Of course, in each of those cases, Roberts and other conservatives were favoring the interests of big business. On matters relating to immigration, by contrast, they have been far less sympathetic to arguments about federal uniformity. In yesterday’s oral argument, Roberts expressed skepticism that the Arizona law was “preempted” by the need for national uniformity in federal immigration enforcement policy. And in a 5-3 opinion last year, Roberts held that an Arizona law suspending the licenses of businesses that hire illegal aliens wasn’t preempted by the federal Immigration Reform and Control Act, which prohibits states from imposing civil or criminal sanctions on business that hire illegal aliens. If Roberts votes to uphold the Arizona law in the name of states’ rights, it will be hard to avoid the conclusion that he favors states’ rights when the interests of anti-immigrant police officers, but not businesses interests, are concerned.

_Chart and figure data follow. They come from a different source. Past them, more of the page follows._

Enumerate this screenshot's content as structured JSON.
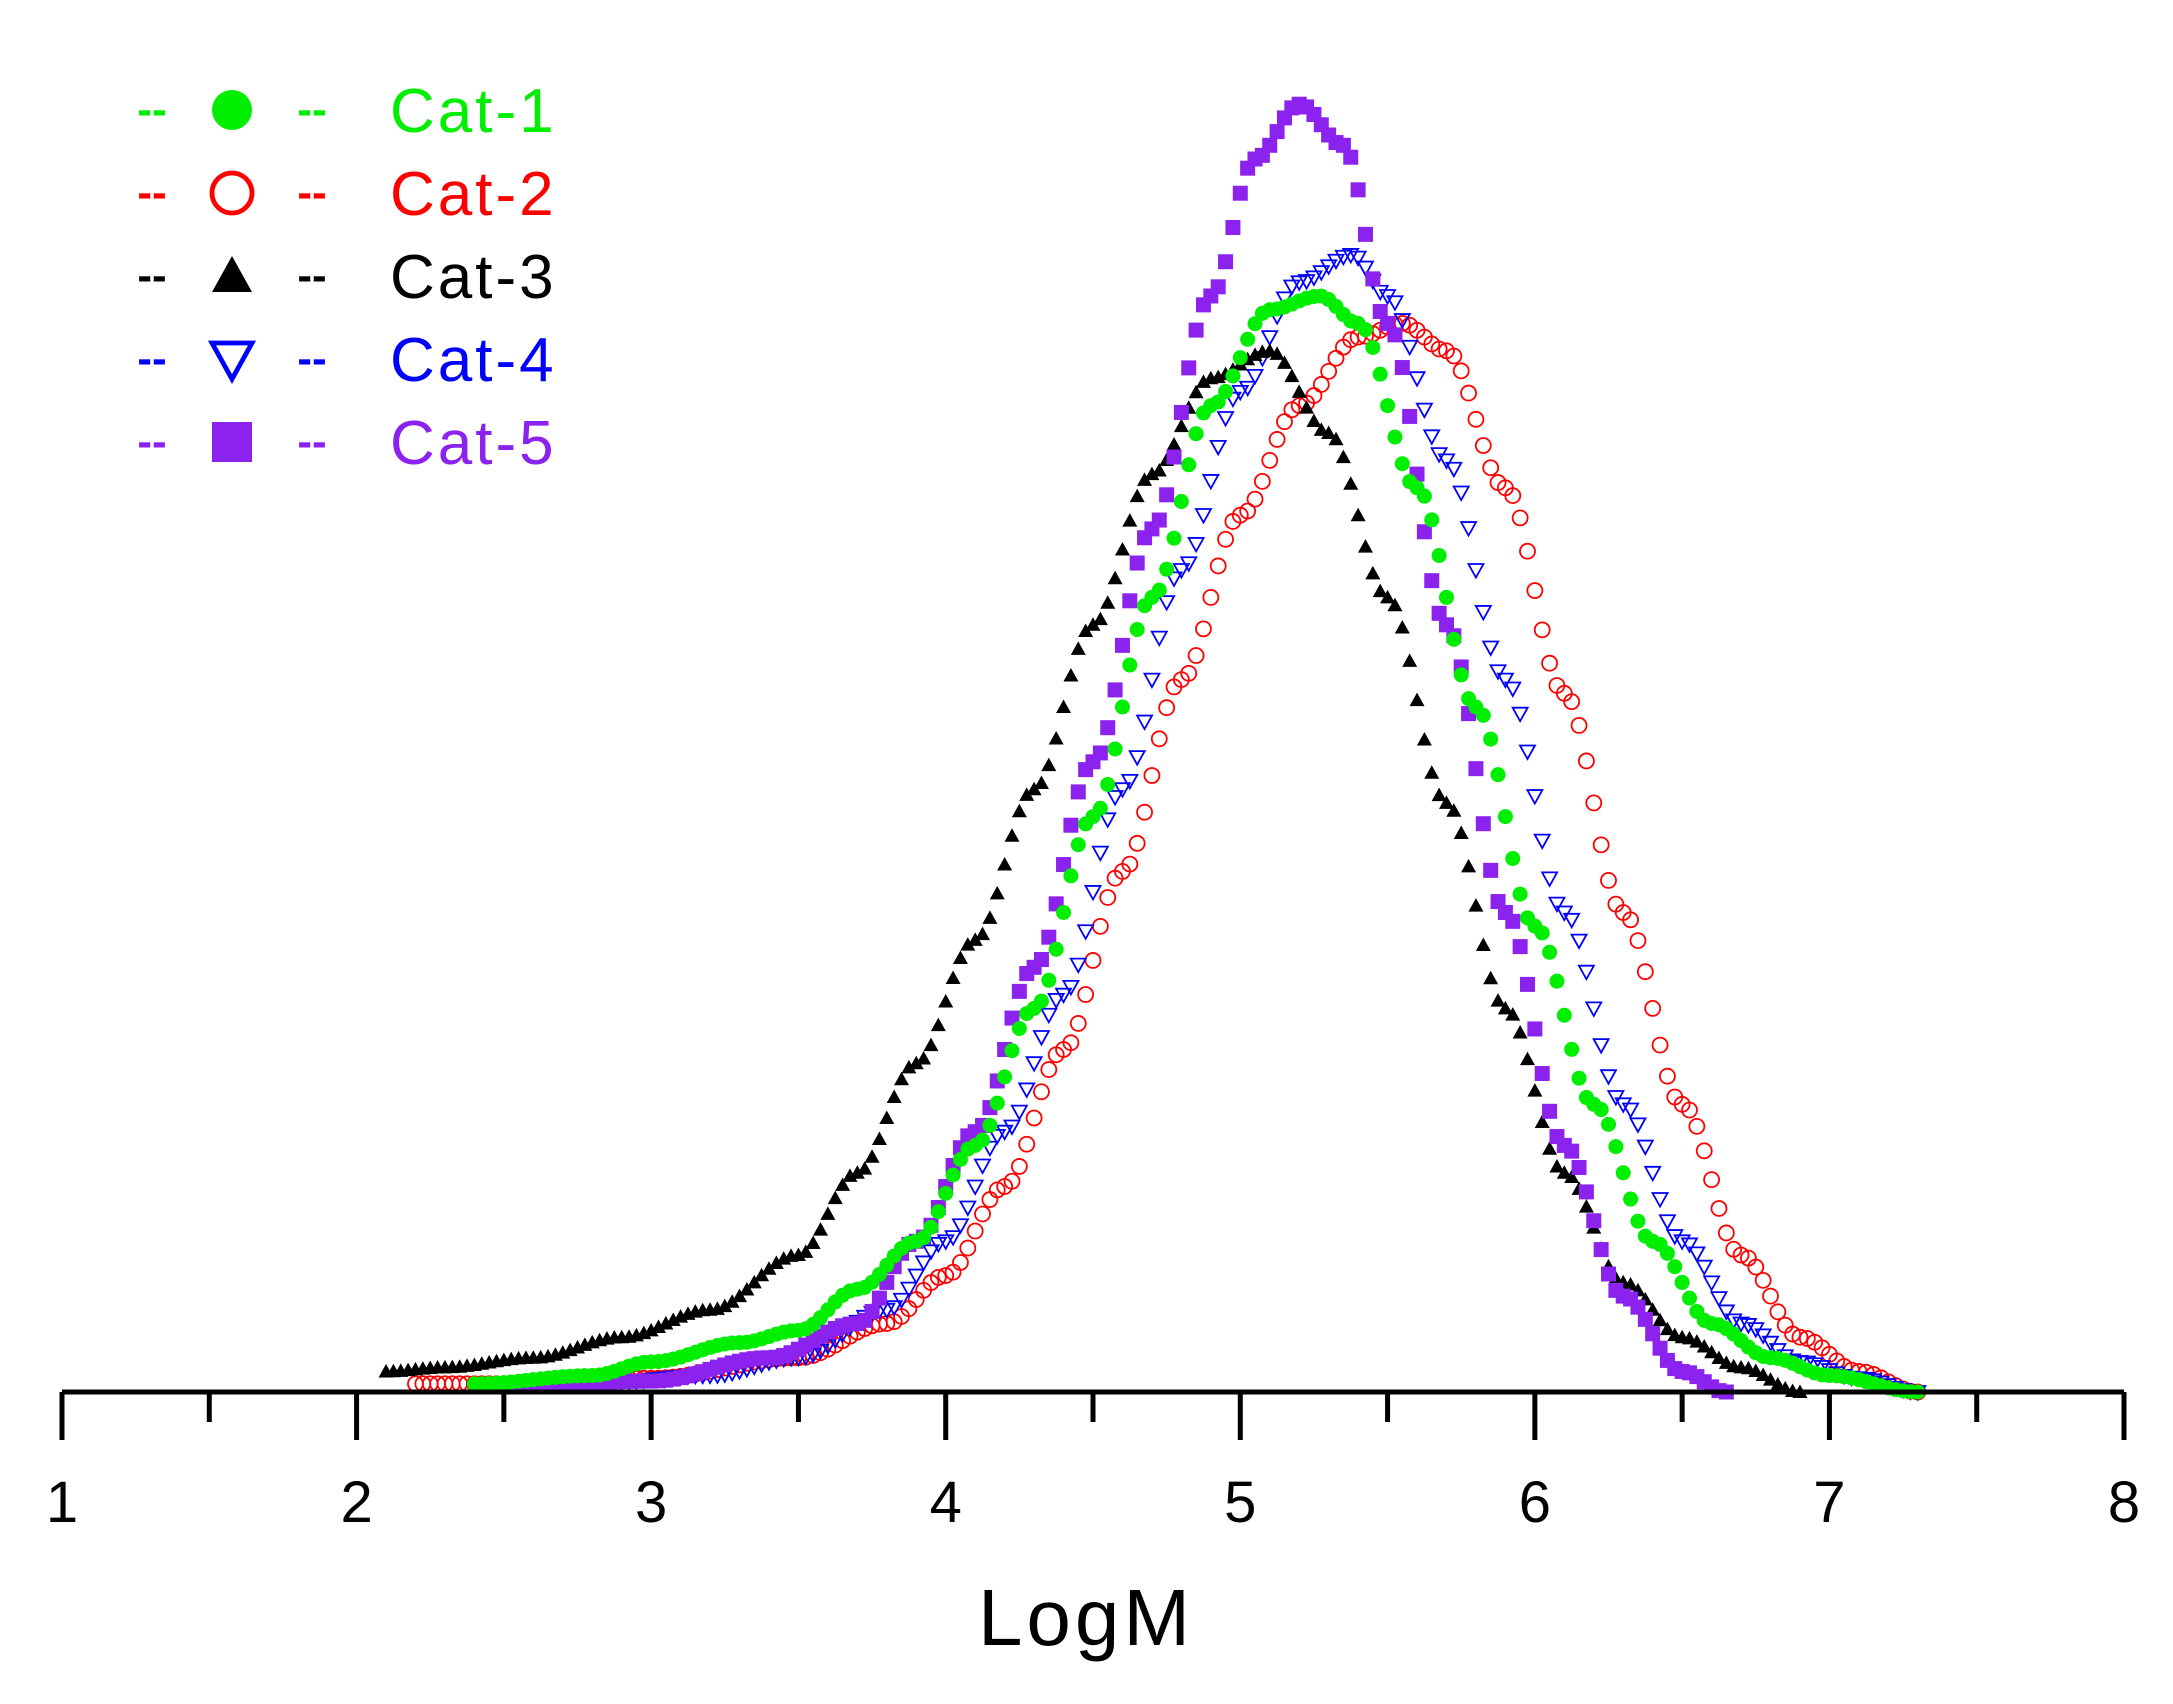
{
  "chart_data": {
    "type": "scatter",
    "title": "",
    "xlabel": "LogM",
    "ylabel": "",
    "xlim": [
      1,
      8
    ],
    "ylim": [
      0,
      1.0
    ],
    "x_ticks": [
      "1",
      "2",
      "3",
      "4",
      "5",
      "6",
      "7",
      "8"
    ],
    "grid": false,
    "legend_position": "top-left",
    "series": [
      {
        "name": "Cat-1",
        "color": "#00ee00",
        "marker": "filled-circle",
        "legend_dash": "--",
        "x_start": 2.4,
        "x_end": 7.3,
        "peak_x": 5.27,
        "peak_y": 0.8,
        "points": [
          [
            2.4,
            0.006
          ],
          [
            2.8,
            0.012
          ],
          [
            3.0,
            0.022
          ],
          [
            3.3,
            0.036
          ],
          [
            3.5,
            0.045
          ],
          [
            3.7,
            0.075
          ],
          [
            3.9,
            0.11
          ],
          [
            4.1,
            0.18
          ],
          [
            4.3,
            0.28
          ],
          [
            4.5,
            0.42
          ],
          [
            4.7,
            0.58
          ],
          [
            4.9,
            0.72
          ],
          [
            5.1,
            0.79
          ],
          [
            5.27,
            0.8
          ],
          [
            5.4,
            0.78
          ],
          [
            5.6,
            0.66
          ],
          [
            5.8,
            0.5
          ],
          [
            6.0,
            0.34
          ],
          [
            6.2,
            0.21
          ],
          [
            6.4,
            0.11
          ],
          [
            6.6,
            0.05
          ],
          [
            6.8,
            0.025
          ],
          [
            7.0,
            0.012
          ],
          [
            7.3,
            0.0
          ]
        ]
      },
      {
        "name": "Cat-2",
        "color": "#ff0000",
        "marker": "open-circle",
        "legend_dash": "--",
        "x_start": 2.2,
        "x_end": 7.3,
        "peak_x": 5.55,
        "peak_y": 0.78,
        "points": [
          [
            2.2,
            0.006
          ],
          [
            2.5,
            0.006
          ],
          [
            3.0,
            0.01
          ],
          [
            3.5,
            0.025
          ],
          [
            3.8,
            0.05
          ],
          [
            4.0,
            0.085
          ],
          [
            4.2,
            0.15
          ],
          [
            4.4,
            0.25
          ],
          [
            4.6,
            0.38
          ],
          [
            4.8,
            0.52
          ],
          [
            5.0,
            0.64
          ],
          [
            5.2,
            0.72
          ],
          [
            5.4,
            0.77
          ],
          [
            5.55,
            0.78
          ],
          [
            5.7,
            0.76
          ],
          [
            5.9,
            0.66
          ],
          [
            6.1,
            0.51
          ],
          [
            6.3,
            0.35
          ],
          [
            6.5,
            0.21
          ],
          [
            6.7,
            0.1
          ],
          [
            6.9,
            0.04
          ],
          [
            7.1,
            0.015
          ],
          [
            7.3,
            0.0
          ]
        ]
      },
      {
        "name": "Cat-3",
        "color": "#000000",
        "marker": "filled-triangle-up",
        "legend_dash": "--",
        "x_start": 2.1,
        "x_end": 6.9,
        "peak_x": 5.1,
        "peak_y": 0.76,
        "points": [
          [
            2.1,
            0.015
          ],
          [
            2.3,
            0.018
          ],
          [
            2.6,
            0.025
          ],
          [
            2.9,
            0.04
          ],
          [
            3.2,
            0.06
          ],
          [
            3.5,
            0.1
          ],
          [
            3.7,
            0.16
          ],
          [
            3.9,
            0.24
          ],
          [
            4.1,
            0.33
          ],
          [
            4.3,
            0.44
          ],
          [
            4.5,
            0.56
          ],
          [
            4.7,
            0.67
          ],
          [
            4.9,
            0.74
          ],
          [
            5.1,
            0.76
          ],
          [
            5.3,
            0.7
          ],
          [
            5.5,
            0.58
          ],
          [
            5.7,
            0.43
          ],
          [
            5.9,
            0.28
          ],
          [
            6.1,
            0.16
          ],
          [
            6.3,
            0.08
          ],
          [
            6.5,
            0.04
          ],
          [
            6.7,
            0.018
          ],
          [
            6.9,
            0.0
          ]
        ]
      },
      {
        "name": "Cat-4",
        "color": "#0000ff",
        "marker": "open-triangle-down",
        "legend_dash": "--",
        "x_start": 2.8,
        "x_end": 7.3,
        "peak_x": 5.38,
        "peak_y": 0.83,
        "points": [
          [
            2.8,
            0.006
          ],
          [
            3.2,
            0.012
          ],
          [
            3.5,
            0.025
          ],
          [
            3.8,
            0.06
          ],
          [
            4.0,
            0.11
          ],
          [
            4.2,
            0.19
          ],
          [
            4.4,
            0.29
          ],
          [
            4.6,
            0.44
          ],
          [
            4.8,
            0.6
          ],
          [
            5.0,
            0.73
          ],
          [
            5.2,
            0.81
          ],
          [
            5.38,
            0.83
          ],
          [
            5.5,
            0.8
          ],
          [
            5.7,
            0.68
          ],
          [
            5.9,
            0.52
          ],
          [
            6.1,
            0.35
          ],
          [
            6.3,
            0.21
          ],
          [
            6.5,
            0.11
          ],
          [
            6.7,
            0.05
          ],
          [
            6.9,
            0.022
          ],
          [
            7.1,
            0.01
          ],
          [
            7.3,
            0.0
          ]
        ]
      },
      {
        "name": "Cat-5",
        "color": "#8b22ee",
        "marker": "filled-square",
        "legend_dash": "--",
        "x_start": 2.5,
        "x_end": 6.65,
        "peak_x": 5.2,
        "peak_y": 0.94,
        "points": [
          [
            2.5,
            0.004
          ],
          [
            3.0,
            0.008
          ],
          [
            3.4,
            0.025
          ],
          [
            3.7,
            0.05
          ],
          [
            3.9,
            0.11
          ],
          [
            4.1,
            0.19
          ],
          [
            4.3,
            0.31
          ],
          [
            4.5,
            0.46
          ],
          [
            4.7,
            0.63
          ],
          [
            4.9,
            0.8
          ],
          [
            5.05,
            0.9
          ],
          [
            5.2,
            0.94
          ],
          [
            5.35,
            0.91
          ],
          [
            5.5,
            0.78
          ],
          [
            5.7,
            0.56
          ],
          [
            5.9,
            0.35
          ],
          [
            6.1,
            0.18
          ],
          [
            6.3,
            0.07
          ],
          [
            6.5,
            0.015
          ],
          [
            6.65,
            0.0
          ]
        ]
      }
    ]
  }
}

Regardless of how the Court rules on immigration, liberals don’t have to apologize for urging the Court to strike down the Arizona law and to uphold the health care mandate. In both cases, the Framers of the Constitution feared that inconsistent state policies would make it impossible to enact a national solution to a national problem. If the Obama administration had offered a clear argument about the importance of federal uniformity in both cases, based in constitutional text and history, it might have challenged the conservative justices to be similarly consistent.
Jeffrey Rosen is the legal affairs editor of The New Republic.